Google Now Indexing Flash – What’s New?
I’ve had many clients contact me about the recent announcement that Google is now indexing Flash (you can see Google’s announcement on its blog, see Google’s Webmaster Blog announcement, and Adobe’s official announcement). The overriding question is this: What does this mean for my Flash-based site?
The short answer is: Not much. While it’s fantastic that Google is now able to read the text on Flash sites now, they face significant challenges in making sense of the text that they read. The reason is that Flash technology is much different from HTML pages in a couple of key areas:
- Markup: HTML has tags which mark bits of text and code on the site. Google uses a variety of these tags in order to make sense of the page (what’s a link, what’s a title, what’s an important bit of text). Flash has no such markup — the code you use to register a “click” can vary widely from programmer to programmer. While it’s true that this code is eventually compiled into a movie that the Flash Player plays, there are still significant challenges in being able to interpret the text that lies within a Flash movie.
- Standardization: Flash code varies dramatically from developer to developer. For example, Flash designates certain movie clips as “buttons” but many developers (including myself) never actually use technical “buttons” because other movie clips offer much more flexible ways of animating and handling user interaction. As a result, code and the structural elements that make up a Flash site vary widely. In contrast, HTML and the manner in which pages are displayed is very standardized — there’s only one way to indicate that you’ve got a link. Even if you use a dynamic language like PHP, the PHP will eventually spit out HTML that is widely standardized. Granted, AJAX and use of JavaScript can yield less standardized results, but for most HTML sites, the code is much more standardized than Flash. The end result is that HTML offers Google a much more standard framework for interpreting the meaning of pages than Flash does.

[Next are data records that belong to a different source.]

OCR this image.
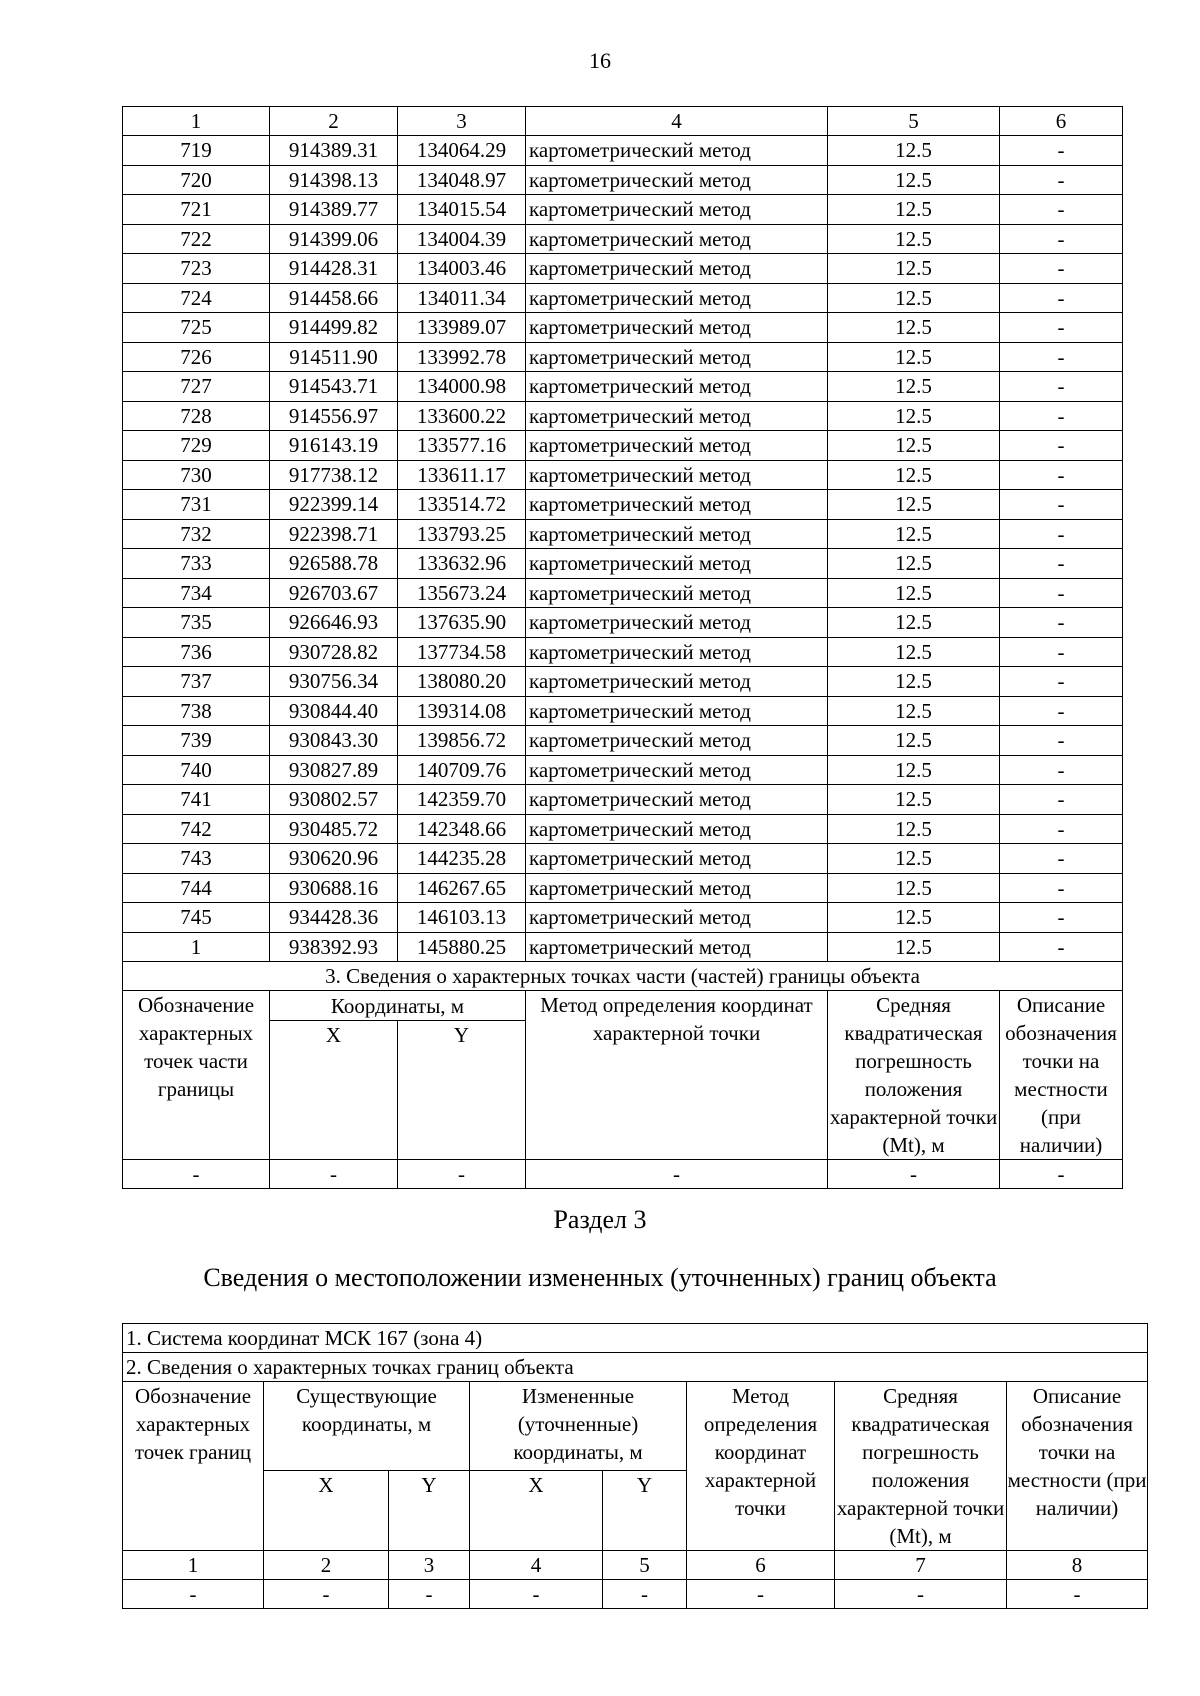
16
1	2	3	4	5	6
719	914389.31	134064.29	картометрический метод	12.5	-
720	914398.13	134048.97	картометрический метод	12.5	-
721	914389.77	134015.54	картометрический метод	12.5	-
722	914399.06	134004.39	картометрический метод	12.5	-
723	914428.31	134003.46	картометрический метод	12.5	-
724	914458.66	134011.34	картометрический метод	12.5	-
725	914499.82	133989.07	картометрический метод	12.5	-
726	914511.90	133992.78	картометрический метод	12.5	-
727	914543.71	134000.98	картометрический метод	12.5	-
728	914556.97	133600.22	картометрический метод	12.5	-
729	916143.19	133577.16	картометрический метод	12.5	-
730	917738.12	133611.17	картометрический метод	12.5	-
731	922399.14	133514.72	картометрический метод	12.5	-
732	922398.71	133793.25	картометрический метод	12.5	-
733	926588.78	133632.96	картометрический метод	12.5	-
734	926703.67	135673.24	картометрический метод	12.5	-
735	926646.93	137635.90	картометрический метод	12.5	-
736	930728.82	137734.58	картометрический метод	12.5	-
737	930756.34	138080.20	картометрический метод	12.5	-
738	930844.40	139314.08	картометрический метод	12.5	-
739	930843.30	139856.72	картометрический метод	12.5	-
740	930827.89	140709.76	картометрический метод	12.5	-
741	930802.57	142359.70	картометрический метод	12.5	-
742	930485.72	142348.66	картометрический метод	12.5	-
743	930620.96	144235.28	картометрический метод	12.5	-
744	930688.16	146267.65	картометрический метод	12.5	-
745	934428.36	146103.13	картометрический метод	12.5	-
1	938392.93	145880.25	картометрический метод	12.5	-
3. Сведения о характерных точках части (частей) границы объекта					
Обозначение характерных точек части границы	Координаты, м		Метод определения координат характерной точки	Средняя квадратическая погрешность положения характерной точки (Mt), м	Описание обозначения точки на местности (при наличии)
	X	Y			
-	-	-	-	-	-
Раздел 3
Сведения о местоположении измененных (уточненных) границ объекта
1. Система координат МСК 167 (зона 4)							
2. Сведения о характерных точках границ объекта							
Обозначение характерных точек границ	Существующие координаты, м		Измененные (уточненные) координаты, м		Метод определения координат характерной точки	Средняя квадратическая погрешность положения характерной точки (Mt), м	Описание обозначения точки на местности (при наличии)
	X	Y	X	Y			
1	2	3	4	5	6	7	8
-	-	-	-	-	-	-	-
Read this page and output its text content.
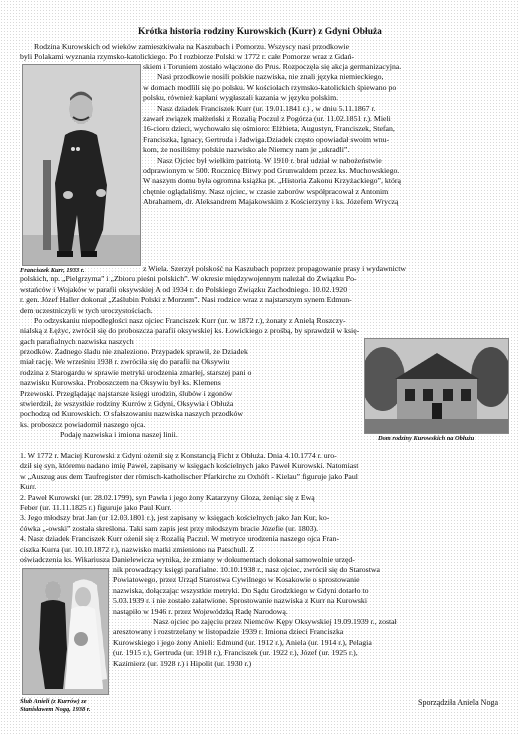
Krótka historia rodziny Kurowskich (Kurr) z Gdyni Obłuża
Rodzina Kurowskich od wieków zamieszkiwała na Kaszubach i Pomorzu. Wszyscy nasi przodkowie
byli Polakami wyznania rzymsko-katolickiego. Po I rozbiorze Polski w 1772 r. całe Pomorze wraz z Gdań-
skiem i Toruniem zostało włączone do Prus. Rozpoczęła się akcja germanizacyjna.
Nasi przodkowie nosili polskie nazwiska, nie znali języka niemieckiego,
w domach modlili się po polsku. W kościołach rzymsko-katolickich śpiewano po
polsku, również kapłani wygłaszali kazania w języku polskim.
Nasz dziadek Franciszek Kurr (ur. 19.01.1841 r.) , w dniu 5.11.1867 r.
zawarł związek małżeński z Rozalią Poczul z Pogórza (ur. 11.02.1851 r.). Mieli
16-cioro dzieci, wychowało się ośmioro: Elżbieta, Augustyn, Franciszek, Stefan,
Franciszka, Ignacy, Gertruda i Jadwiga.Dziadek często opowiadał swoim wnu-
kom, że nosiliśmy polskie nazwisko ale Niemcy nam je „ukradli”.
Nasz Ojciec był wielkim patriotą. W 1910 r. brał udział w nabożeństwie
odprawionym w 500. Rocznicę Bitwy pod Grunwaldem przez ks. Muchowskiego.
W naszym domu była ogromna książka pt. „Historia Zakonu Krzyżackiego”, którą
chętnie oglądaliśmy. Nasz ojciec, w czasie zaborów współpracował z Antonim
Abrahamem, dr. Aleksandrem Majakowskim z Kościerzyny i ks. Józefem Wryczą
Franciszek Kurr, 1933 r.	z Wiela. Szerzył polskość na Kaszubach poprzez propagowanie prasy i wydawnictw
polskich, np. „Pielgrzyma” i „Zbioru pieśni polskich”. W okresie międzywojennym należał do Związku Po-
wstańców i Wojaków w parafii oksywskiej A od 1934 r. do Polskiego Związku Zachodniego. 10.02.1920
r. gen. Józef Haller dokonał „Zaślubin Polski z Morzem”. Nasi rodzice wraz z najstarszym synem Edmun-
dem uczestniczyli w tych uroczystościach.
Po odzyskaniu niepodległości nasz ojciec Franciszek Kurr (ur. w 1872 r.), żonaty z Anielą Roszczy-
nialską z Łężyc, zwrócił się do proboszcza parafii oksywskiej ks. Łowickiego z prośbą, by sprawdził w księ-
gach parafialnych nazwiska naszych
przodków. Żadnego śladu nie znaleziono. Przypadek sprawił, że Dziadek
miał rację. We wrześniu 1938 r. zwróciła się do parafii na Oksywiu
rodzina z Starogardu w sprawie metryki urodzenia zmarłej, starszej pani o
nazwisku Kurowska. Proboszczem na Oksywiu był ks. Klemens
Przewoski. Przeglądając najstarsze księgi urodzin, ślubów i zgonów
stwierdził, że wszystkie rodziny Kurrów z Gdyni, Oksywia i Obłuża
pochodzą od Kurowskich. O sfałszowaniu nazwiska naszych przodków
ks. proboszcz powiadomił naszego ojca.
Podaję nazwiska i imiona naszej linii.	Dom rodziny Kurowskich na Obłużu
1. W 1772 r. Maciej Kurowski z Gdyni ożenił się z Konstancją Ficht z Obłuża. Dnia 4.10.1774 r. uro-
dził się syn, któremu nadano imię Paweł, zapisany w księgach kościelnych jako Paweł Kurowski. Natomiast
w „Auszug aus dem Taufregister der römisch-katholischer Pfarkirche zu Oxhöft - Kielau” figuruje jako Paul
Kurr.
2. Paweł Kurowski (ur. 28.02.1799), syn Pawła i jego żony Katarzyny Gloza, żeniąc się z Ewą
Feber (ur. 11.11.1825 r.) figuruje jako Paul Kurr.
3. Jego młodszy brat Jan (ur 12.03.1801 r.), jest zapisany w księgach kościelnych jako Jan Kur, ko-
ćówka „-owski” została skreślona. Taki sam zapis jest przy młodszym bracie Józefie (ur. 1803).
4. Nasz dziadek Franciszek Kurr ożenił się z Rozalią Paczul. W metryce urodzenia naszego ojca Fran-
ciszka Kurra (ur. 10.10.1872 r.), nazwisko matki zmieniono na Patschull. Z
oświadczenia ks. Wikariusza Danielewicza wynika, że zmiany w dokumentach dokonał samowolnie urzęd-
nik prowadzący księgi parafialne. 10.10.1938 r., nasz ojciec, zwrócił się do Starostwa
Powiatowego, przez Urząd Starostwa Cywilnego w Kosakowie o sprostowanie
nazwiska, dołączając wszystkie metryki. Do Sądu Grodzkiego w Gdyni dotarło to
5.03.1939 r. i nie zostało załatwione. Sprostowanie nazwiska z Kurr na Kurowski
nastąpiło w 1946 r. przez Wojewódzką Radę Narodową.
Nasz ojciec po zajęciu przez Niemców Kępy Oksywskiej 19.09.1939 r., został
aresztowany i rozstrzelany w listopadzie 1939 r. Imiona dzieci Franciszka
Kurowskiego i jego żony Anieli: Edmund (ur. 1912 r.), Aniela (ur. 1914 r.), Pelagia
(ur. 1915 r.), Gertruda (ur. 1918 r.), Franciszek (ur. 1922 r.), Józef (ur. 1925 r.),
Kazimierz (ur. 1928 r.) i Hipolit (ur. 1930 r.)
Sporządziła Aniela Noga
Ślub Anieli (z Kurrów) ze
Stanisławem Nogą, 1938 r.
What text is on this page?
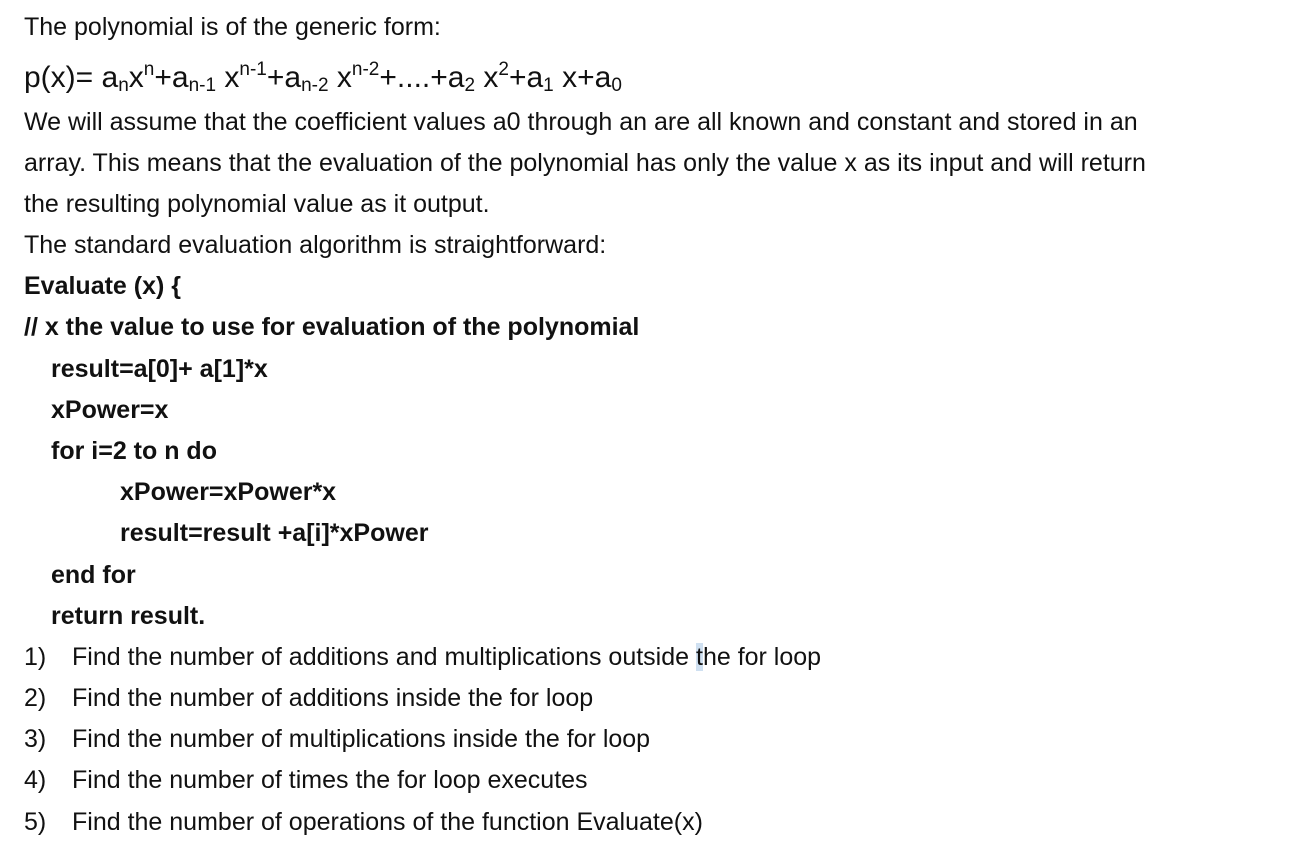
The polynomial is of the generic form:
$p(x)= a_nx^n+a_{n-1}$ $x^{n-1}+a_{n-2}$ $x^{n-2}+....+a_2$ $x^2+a_1$ $x+a_0$
We will assume that the coefficient values a0 through an are all known and constant and stored in an
array. This means that the evaluation of the polynomial has only the value x as its input and will return
the resulting polynomial value as it output.
The standard evaluation algorithm is straightforward:
Evaluate (x) {
// x the value to use for evaluation of the polynomial
result=a[0]+ a[1]*x
xPower=x
for i=2 to n do
xPower=xPower*x
result=result +a[i]*xPower
end for
return result.
1) Find the number of additions and multiplications outside the for loop
2) Find the number of additions inside the for loop
3) Find the number of multiplications inside the for loop
4) Find the number of times the for loop executes
5) Find the number of operations of the function Evaluate(x)
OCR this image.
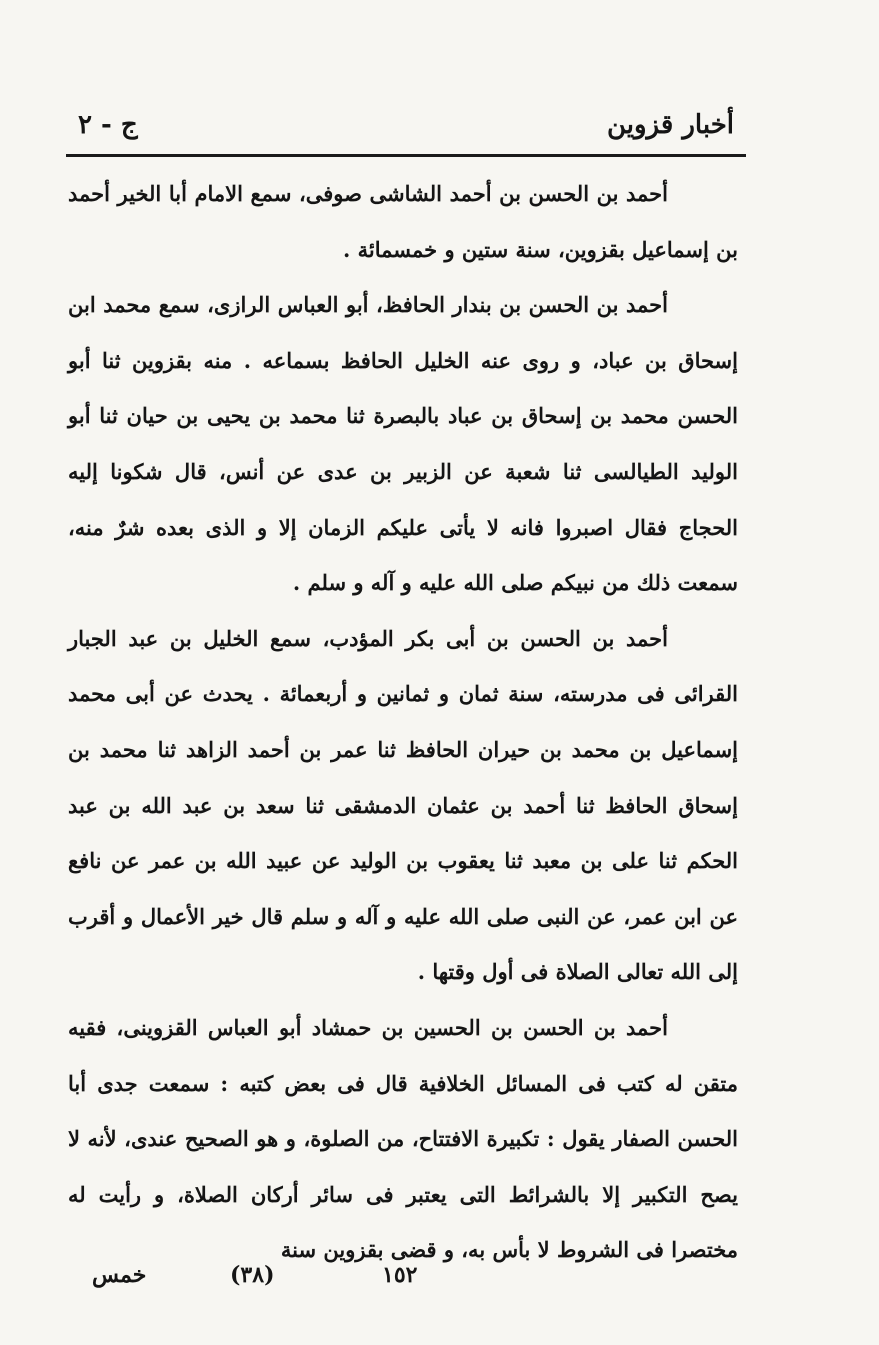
أخبار قزوين
ج - ٢

أحمد بن الحسن بن أحمد الشاشى صوفى، سمع الامام أبا الخير أحمد بن إسماعيل بقزوين، سنة ستين و خمسمائة .

أحمد بن الحسن بن بندار الحافظ، أبو العباس الرازى، سمع محمد ابن إسحاق بن عباد، و روى عنه الخليل الحافظ بسماعه . منه بقزوين ثنا أبو الحسن محمد بن إسحاق بن عباد بالبصرة ثنا محمد بن يحيى بن حيان ثنا أبو الوليد الطيالسى ثنا شعبة عن الزبير بن عدى عن أنس، قال شكونا إليه الحجاج فقال اصبروا فانه لا يأتى عليكم الزمان إلا و الذى بعده شرٌ منه، سمعت ذلك من نبيكم صلى الله عليه و آله و سلم .

أحمد بن الحسن بن أبى بكر المؤدب، سمع الخليل بن عبد الجبار القرائى فى مدرسته، سنة ثمان و ثمانين و أربعمائة . يحدث عن أبى محمد إسماعيل بن محمد بن حيران الحافظ ثنا عمر بن أحمد الزاهد ثنا محمد بن إسحاق الحافظ ثنا أحمد بن عثمان الدمشقى ثنا سعد بن عبد الله بن عبد الحكم ثنا على بن معبد ثنا يعقوب بن الوليد عن عبيد الله بن عمر عن نافع عن ابن عمر، عن النبى صلى الله عليه و آله و سلم قال خير الأعمال و أقرب إلى الله تعالى الصلاة فى أول وقتها .

أحمد بن الحسن بن الحسين بن حمشاد أبو العباس القزوينى، فقيه متقن له كتب فى المسائل الخلافية قال فى بعض كتبه : سمعت جدى أبا الحسن الصفار يقول : تكبيرة الافتتاح، من الصلوة، و هو الصحيح عندى، لأنه لا يصح التكبير إلا بالشرائط التى يعتبر فى سائر أركان الصلاة، و رأيت له مختصرا فى الشروط لا بأس به، و قضى بقزوين سنة

١٥٢
(٣٨)
خمس
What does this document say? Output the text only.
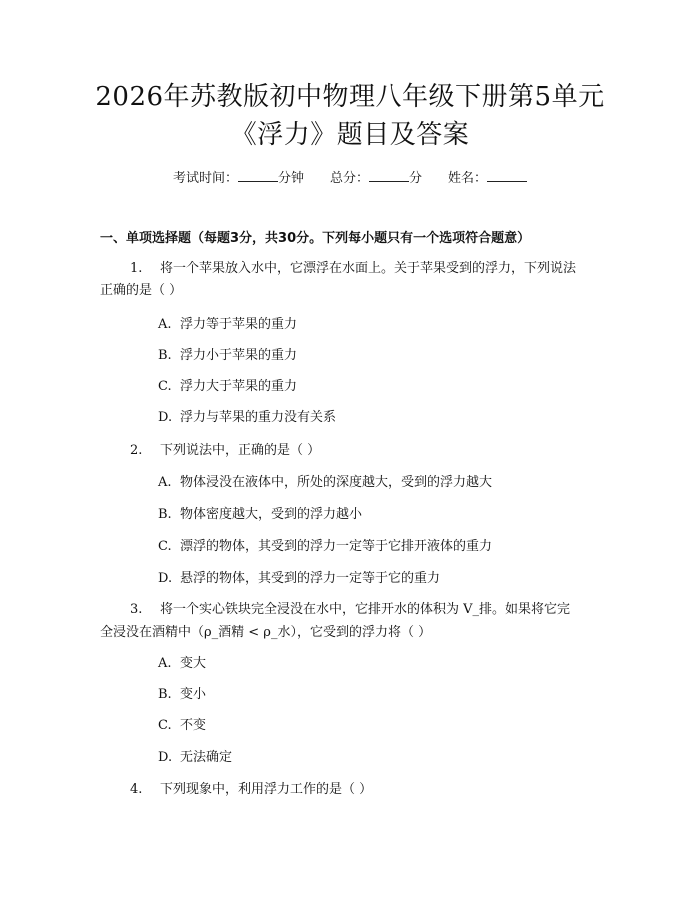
2026年苏教版初中物理八年级下册第5单元
《浮力》题目及答案
考试时间：	分钟 总分：	分 姓名：
一、单项选择题（每题3分，共30分。下列每小题只有一个选项符合题意）
1. 将一个苹果放入水中，它漂浮在水面上。关于苹果受到的浮力，下列说法
正确的是（ ）
A. 浮力等于苹果的重力
B. 浮力小于苹果的重力
C. 浮力大于苹果的重力
D. 浮力与苹果的重力没有关系
2. 下列说法中，正确的是（ ）
A. 物体浸没在液体中，所处的深度越大，受到的浮力越大
B. 物体密度越大，受到的浮力越小
C. 漂浮的物体，其受到的浮力一定等于它排开液体的重力
D. 悬浮的物体，其受到的浮力一定等于它的重力
3. 将一个实心铁块完全浸没在水中，它排开水的体积为 V_排。如果将它完
全浸没在酒精中（ρ_酒精 < ρ_水），它受到的浮力将（ ）
A. 变大
B. 变小
C. 不变
D. 无法确定
4. 下列现象中，利用浮力工作的是（ ）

I’m sure that there are numerous other factors that go into it as well. As Google themselves point out, there are additional things which present problems for interpreting Flash content:
- Images (and video): Google points out that they are not able to index images that feature text or any video that features text. Nor do they mention way to tag images and/or video in order to make it even partially visible (like you could with the “alt” attribute in HTML).
- Potential problems with javascript: Google does not execute some types of JavaScript and therefore won’t be able to read some Flash files which are embedded via JavaScript. Since pretty much every developer worth his/her salt uses JavaScript to embed their Flash files, this could be a problem for sites.
- Externally-loaded content: Any content that is loaded by Flash (via XML or an additional SWF) will be considered a separate page. Depending on how your site is structured, this could present significant interpretation problems for Google.
The reality of the situation is that since Google is now indexing Flash sites, the content it gets back could be even more confusing for Google and could adversely affect your search engine ranking (see John Andrews’ blog entry on why you might want to block Flash from search engines).
In my opinion, all this boils down to the following strategy: watch and wait. No doubt standards for search engine optimization inside Flash will begin to emerge as Flash developers start experimenting with code and SEO, as Google continues to tweak algorithms on their end, and as Adobe keeps working on its Searchable SWF API. Until solid standards start emerging, Flash should still be treated as a system which requires additional work and solid strategies in order to be properly optimized for search engines.